No matter how you may feel about it, if you own a business, or work in a business you are in the health care business.
Let’s take a quick look at how we got dependent upon Employer Based Health Insurance.
Let’s start with World War II. During the war there was a shortage of workers. All the young men were in the war. In order to attract and keep the best workers businesses started offering health insurance as a fringe benefit. Workers loved this perk and from then on in order to compete for the best workers more employers bought into the concept. At the time it was a relatively inexpensive perk.
1940 9% of the population had a health insurance plan
1953 63% of the population had a health insurance plan
1960 70% of the population had a health insurance plan
Almost all of these health plans were thru an employer. (I would have loved to be in the health insurance industry after WWII thru the 1960’s. What growth!)
The government encouraged business to offer insurance to their employees by not requiring business to pay payroll taxes on this type of compensation. Unions also began bargaining for health insurance and pensions along with wages.
Workplace healthcare is now expected by the workforce.
Insurance companies based premiums on the health of the workforce they were insuring. As long as your employees are young and healthy your premiums were manageable but an aging workforce made premiums go up. As insurance companies got hit with higher medical claims, they raised the employer’s premiums.
1966 Medicare and Medicaid are put into place to help the elderly and the poor.
Congress has been addressing the issue of health care and the rising costs every decade. And it continues to be a hot topic at every presidential election.
From the 1930’s on advances in medicine were growing rapidly. It is a wonderful thing to be able to cure so many diseases. But there is a very high cost associated with each advance. It takes on average 10 years to get a drug from inception to the market place, and medical devices were also advancing at a fast rate. For a simple explanation, all that new expertise made the costs to treat an illness rise.

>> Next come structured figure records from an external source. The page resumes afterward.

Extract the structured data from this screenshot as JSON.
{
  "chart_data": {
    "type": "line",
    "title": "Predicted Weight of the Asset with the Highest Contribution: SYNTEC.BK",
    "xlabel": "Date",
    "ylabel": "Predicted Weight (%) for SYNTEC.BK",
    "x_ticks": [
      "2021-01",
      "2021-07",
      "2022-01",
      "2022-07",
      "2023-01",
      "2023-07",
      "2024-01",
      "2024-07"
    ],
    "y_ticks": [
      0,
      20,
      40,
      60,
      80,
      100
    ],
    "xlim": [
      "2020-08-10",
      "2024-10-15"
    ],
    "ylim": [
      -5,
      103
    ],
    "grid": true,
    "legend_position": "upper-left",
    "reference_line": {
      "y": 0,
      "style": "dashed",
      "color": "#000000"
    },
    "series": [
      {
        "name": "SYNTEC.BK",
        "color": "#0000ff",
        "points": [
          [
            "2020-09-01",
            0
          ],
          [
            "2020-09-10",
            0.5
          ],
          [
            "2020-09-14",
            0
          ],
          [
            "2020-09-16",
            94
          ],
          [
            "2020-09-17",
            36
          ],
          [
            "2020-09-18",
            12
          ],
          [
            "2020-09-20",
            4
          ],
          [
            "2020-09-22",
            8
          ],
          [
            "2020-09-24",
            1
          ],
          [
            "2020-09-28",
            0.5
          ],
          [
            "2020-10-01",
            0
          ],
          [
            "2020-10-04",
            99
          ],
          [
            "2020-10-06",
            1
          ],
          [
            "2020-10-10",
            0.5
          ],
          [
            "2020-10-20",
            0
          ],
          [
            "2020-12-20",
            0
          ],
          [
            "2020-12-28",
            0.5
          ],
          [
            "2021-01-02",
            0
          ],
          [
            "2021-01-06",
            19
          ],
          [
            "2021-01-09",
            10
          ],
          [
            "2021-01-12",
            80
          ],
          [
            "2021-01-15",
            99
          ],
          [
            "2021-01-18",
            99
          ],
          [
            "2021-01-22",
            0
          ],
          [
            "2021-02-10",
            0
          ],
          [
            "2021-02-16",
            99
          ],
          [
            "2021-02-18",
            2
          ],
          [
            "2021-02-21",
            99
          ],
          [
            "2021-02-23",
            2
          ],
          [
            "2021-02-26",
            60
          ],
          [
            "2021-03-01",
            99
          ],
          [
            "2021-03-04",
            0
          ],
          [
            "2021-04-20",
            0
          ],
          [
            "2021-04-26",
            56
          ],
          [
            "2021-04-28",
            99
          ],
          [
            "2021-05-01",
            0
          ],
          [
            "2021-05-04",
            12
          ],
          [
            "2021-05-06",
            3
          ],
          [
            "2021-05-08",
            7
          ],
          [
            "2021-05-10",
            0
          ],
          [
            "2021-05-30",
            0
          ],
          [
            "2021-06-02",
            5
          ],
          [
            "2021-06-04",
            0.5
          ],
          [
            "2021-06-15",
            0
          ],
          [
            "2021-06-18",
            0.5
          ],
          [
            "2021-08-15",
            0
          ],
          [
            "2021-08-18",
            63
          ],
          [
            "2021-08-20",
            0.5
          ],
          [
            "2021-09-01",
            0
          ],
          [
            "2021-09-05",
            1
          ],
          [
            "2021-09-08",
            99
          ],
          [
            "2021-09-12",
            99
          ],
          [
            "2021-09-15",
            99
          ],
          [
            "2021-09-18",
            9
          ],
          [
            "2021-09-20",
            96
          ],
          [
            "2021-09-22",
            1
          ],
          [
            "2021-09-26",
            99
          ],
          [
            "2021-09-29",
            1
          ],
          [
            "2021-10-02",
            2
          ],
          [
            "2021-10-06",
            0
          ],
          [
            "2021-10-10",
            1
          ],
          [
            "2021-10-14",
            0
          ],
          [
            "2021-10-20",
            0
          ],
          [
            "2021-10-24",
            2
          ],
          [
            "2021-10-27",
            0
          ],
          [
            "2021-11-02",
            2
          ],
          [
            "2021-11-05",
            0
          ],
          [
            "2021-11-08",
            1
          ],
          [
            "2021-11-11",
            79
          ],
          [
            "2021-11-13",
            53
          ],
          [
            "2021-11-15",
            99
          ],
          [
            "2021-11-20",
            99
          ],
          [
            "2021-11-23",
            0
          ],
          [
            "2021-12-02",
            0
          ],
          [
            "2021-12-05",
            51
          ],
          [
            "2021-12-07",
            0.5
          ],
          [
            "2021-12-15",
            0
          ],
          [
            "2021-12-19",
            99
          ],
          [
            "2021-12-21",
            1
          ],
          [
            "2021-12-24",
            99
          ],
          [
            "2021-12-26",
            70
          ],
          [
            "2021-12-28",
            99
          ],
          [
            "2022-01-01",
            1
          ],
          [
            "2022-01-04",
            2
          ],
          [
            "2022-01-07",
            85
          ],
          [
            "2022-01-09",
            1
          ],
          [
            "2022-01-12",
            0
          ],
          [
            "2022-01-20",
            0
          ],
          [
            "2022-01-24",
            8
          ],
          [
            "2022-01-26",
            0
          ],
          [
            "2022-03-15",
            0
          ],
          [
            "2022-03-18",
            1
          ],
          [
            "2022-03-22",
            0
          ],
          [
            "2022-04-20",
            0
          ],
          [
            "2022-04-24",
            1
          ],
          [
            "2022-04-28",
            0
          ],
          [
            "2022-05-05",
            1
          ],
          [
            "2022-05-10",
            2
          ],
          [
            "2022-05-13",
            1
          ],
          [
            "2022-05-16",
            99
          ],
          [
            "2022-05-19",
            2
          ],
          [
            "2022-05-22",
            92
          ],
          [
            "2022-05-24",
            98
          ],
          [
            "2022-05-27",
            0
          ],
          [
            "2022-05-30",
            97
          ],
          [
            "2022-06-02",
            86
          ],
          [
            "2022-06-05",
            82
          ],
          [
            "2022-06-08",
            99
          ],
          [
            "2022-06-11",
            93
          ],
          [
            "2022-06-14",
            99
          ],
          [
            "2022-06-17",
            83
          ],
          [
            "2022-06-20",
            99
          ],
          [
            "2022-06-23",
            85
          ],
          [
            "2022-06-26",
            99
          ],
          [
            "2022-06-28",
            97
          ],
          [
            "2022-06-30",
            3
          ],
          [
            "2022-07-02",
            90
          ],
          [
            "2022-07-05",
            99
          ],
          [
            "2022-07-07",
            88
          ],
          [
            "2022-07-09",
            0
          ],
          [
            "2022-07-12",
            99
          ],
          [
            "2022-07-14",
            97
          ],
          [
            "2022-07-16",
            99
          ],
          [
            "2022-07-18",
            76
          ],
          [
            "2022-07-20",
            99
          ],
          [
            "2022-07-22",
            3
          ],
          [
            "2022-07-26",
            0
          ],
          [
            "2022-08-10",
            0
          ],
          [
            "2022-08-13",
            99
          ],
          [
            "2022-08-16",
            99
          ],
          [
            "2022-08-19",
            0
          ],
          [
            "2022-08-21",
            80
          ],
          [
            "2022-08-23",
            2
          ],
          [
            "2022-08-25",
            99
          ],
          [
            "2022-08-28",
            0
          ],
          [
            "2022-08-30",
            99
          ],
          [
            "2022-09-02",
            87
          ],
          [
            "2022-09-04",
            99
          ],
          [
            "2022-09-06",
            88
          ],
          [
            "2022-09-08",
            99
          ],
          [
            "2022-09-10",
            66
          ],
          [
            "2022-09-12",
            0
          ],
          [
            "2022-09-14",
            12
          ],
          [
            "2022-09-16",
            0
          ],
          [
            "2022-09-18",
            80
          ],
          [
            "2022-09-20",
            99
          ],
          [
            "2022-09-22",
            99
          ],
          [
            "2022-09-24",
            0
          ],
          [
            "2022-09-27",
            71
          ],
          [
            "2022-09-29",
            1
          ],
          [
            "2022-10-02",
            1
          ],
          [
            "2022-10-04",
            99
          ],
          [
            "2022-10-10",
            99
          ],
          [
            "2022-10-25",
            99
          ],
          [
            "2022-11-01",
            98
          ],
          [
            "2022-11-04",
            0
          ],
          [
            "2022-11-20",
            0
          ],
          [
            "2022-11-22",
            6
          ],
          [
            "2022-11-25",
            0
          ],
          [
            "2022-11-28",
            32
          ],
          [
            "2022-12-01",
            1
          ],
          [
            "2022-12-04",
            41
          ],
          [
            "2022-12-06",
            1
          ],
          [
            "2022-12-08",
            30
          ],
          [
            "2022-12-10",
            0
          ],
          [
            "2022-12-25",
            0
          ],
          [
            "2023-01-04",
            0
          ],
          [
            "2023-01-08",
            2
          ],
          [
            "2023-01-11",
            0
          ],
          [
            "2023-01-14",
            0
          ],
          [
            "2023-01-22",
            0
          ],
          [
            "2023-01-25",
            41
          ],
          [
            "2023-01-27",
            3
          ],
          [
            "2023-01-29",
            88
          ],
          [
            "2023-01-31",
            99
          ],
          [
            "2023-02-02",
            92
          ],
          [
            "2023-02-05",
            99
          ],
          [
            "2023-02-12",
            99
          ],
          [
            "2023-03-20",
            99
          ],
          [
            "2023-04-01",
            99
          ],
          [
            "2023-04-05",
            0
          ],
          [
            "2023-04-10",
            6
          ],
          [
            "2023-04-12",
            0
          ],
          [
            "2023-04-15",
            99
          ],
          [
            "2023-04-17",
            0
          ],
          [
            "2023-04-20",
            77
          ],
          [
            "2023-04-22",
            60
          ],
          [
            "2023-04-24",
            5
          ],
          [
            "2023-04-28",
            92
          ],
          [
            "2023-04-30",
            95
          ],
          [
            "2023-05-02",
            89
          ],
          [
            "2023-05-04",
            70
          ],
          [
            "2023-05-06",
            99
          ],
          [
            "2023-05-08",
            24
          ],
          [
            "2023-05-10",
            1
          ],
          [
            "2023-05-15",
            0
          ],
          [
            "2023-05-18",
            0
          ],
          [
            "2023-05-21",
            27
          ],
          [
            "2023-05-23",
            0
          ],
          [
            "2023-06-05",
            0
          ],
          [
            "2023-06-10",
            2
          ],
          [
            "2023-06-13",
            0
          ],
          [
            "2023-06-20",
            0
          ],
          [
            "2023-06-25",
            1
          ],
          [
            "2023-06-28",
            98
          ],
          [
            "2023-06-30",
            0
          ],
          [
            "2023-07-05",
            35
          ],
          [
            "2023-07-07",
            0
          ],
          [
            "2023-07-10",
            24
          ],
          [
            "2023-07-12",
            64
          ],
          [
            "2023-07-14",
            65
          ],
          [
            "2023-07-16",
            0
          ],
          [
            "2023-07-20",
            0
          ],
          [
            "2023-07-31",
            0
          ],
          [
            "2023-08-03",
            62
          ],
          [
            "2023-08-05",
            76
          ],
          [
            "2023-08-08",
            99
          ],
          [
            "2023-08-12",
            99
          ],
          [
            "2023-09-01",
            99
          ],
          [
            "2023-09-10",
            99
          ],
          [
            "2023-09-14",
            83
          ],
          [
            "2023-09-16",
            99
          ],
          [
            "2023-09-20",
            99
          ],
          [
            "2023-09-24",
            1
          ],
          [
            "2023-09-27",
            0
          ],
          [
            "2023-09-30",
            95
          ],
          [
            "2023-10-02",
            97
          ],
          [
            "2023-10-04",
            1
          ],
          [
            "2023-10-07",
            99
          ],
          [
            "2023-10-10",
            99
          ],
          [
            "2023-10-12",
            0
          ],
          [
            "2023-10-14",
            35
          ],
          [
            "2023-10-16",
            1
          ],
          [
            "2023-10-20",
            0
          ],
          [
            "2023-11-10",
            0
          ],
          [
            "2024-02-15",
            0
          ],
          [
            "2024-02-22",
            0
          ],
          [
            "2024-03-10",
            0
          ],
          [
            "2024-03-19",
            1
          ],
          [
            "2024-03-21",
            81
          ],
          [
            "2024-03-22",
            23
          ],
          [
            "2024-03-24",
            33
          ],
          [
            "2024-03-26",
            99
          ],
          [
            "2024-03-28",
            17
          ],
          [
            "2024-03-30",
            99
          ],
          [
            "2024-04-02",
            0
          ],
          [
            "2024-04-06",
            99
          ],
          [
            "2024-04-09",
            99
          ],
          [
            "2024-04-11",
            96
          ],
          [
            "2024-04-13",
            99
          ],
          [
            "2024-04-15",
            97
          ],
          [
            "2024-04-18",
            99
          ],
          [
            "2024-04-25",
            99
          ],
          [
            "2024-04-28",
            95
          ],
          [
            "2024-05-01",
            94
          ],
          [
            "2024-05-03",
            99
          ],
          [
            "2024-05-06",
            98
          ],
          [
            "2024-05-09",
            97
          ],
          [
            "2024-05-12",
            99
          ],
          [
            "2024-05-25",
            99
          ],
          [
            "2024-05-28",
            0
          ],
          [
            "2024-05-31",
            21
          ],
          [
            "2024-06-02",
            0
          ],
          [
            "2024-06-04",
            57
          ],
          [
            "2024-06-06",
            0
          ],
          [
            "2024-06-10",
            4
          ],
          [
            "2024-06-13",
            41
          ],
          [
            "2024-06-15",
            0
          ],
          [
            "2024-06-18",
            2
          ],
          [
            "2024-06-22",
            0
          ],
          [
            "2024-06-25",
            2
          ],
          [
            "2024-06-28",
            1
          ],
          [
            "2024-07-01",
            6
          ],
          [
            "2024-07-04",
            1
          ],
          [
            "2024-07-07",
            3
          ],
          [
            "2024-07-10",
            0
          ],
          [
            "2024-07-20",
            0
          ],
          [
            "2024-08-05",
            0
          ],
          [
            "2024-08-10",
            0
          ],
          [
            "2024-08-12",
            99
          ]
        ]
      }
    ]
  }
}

1990 only 16% of the population is uninsured
Consumer advertising for medicines and medical devices is at an all-time high. The public is now getting the information that previously was only known to your doctor.
In the 2000’s the workforce is changing. The demographic has shifted, the workforce is older and the Employer Based Health Care system maybe unsustainable. Medicare and Medicaid also seem to be on track to fail.
2013 – The Affordable Care Act is intended to provide health insurance to more people at a reasonable price. Whether it works or not no one is predicting.
If you have over 50 employees who work more than 29 hours per week, you must provide healthcare coverage or pay a penalty to the government.
Insurance agencies also cannot deny coverage to those at higher risk or who currently have a health condition. (They can charge a higher premium).
All citizens must purchase health insurance or be penalized with a tax.
Can it bring costs down to a reasonable level? Will small businesses close because of these mandates?
With the new mandates and by virtue of owning a business you are now tied into the healthcare debate whether you run a carpet cleaning business, a car manufacturer or an architecture firm.
You should promote good health and wellness habits to your employees in order to reduce claims and keep premiums as low as possible. Behaviors are directly related to health care costs. If you educate your workforce and provide some fun incentives to modify risky habits, you stand a better chance of being able to control health insurance costs.
In most businesses the greatest resource is the employees. Good employees are: Hard to find, costly to train and important to keep.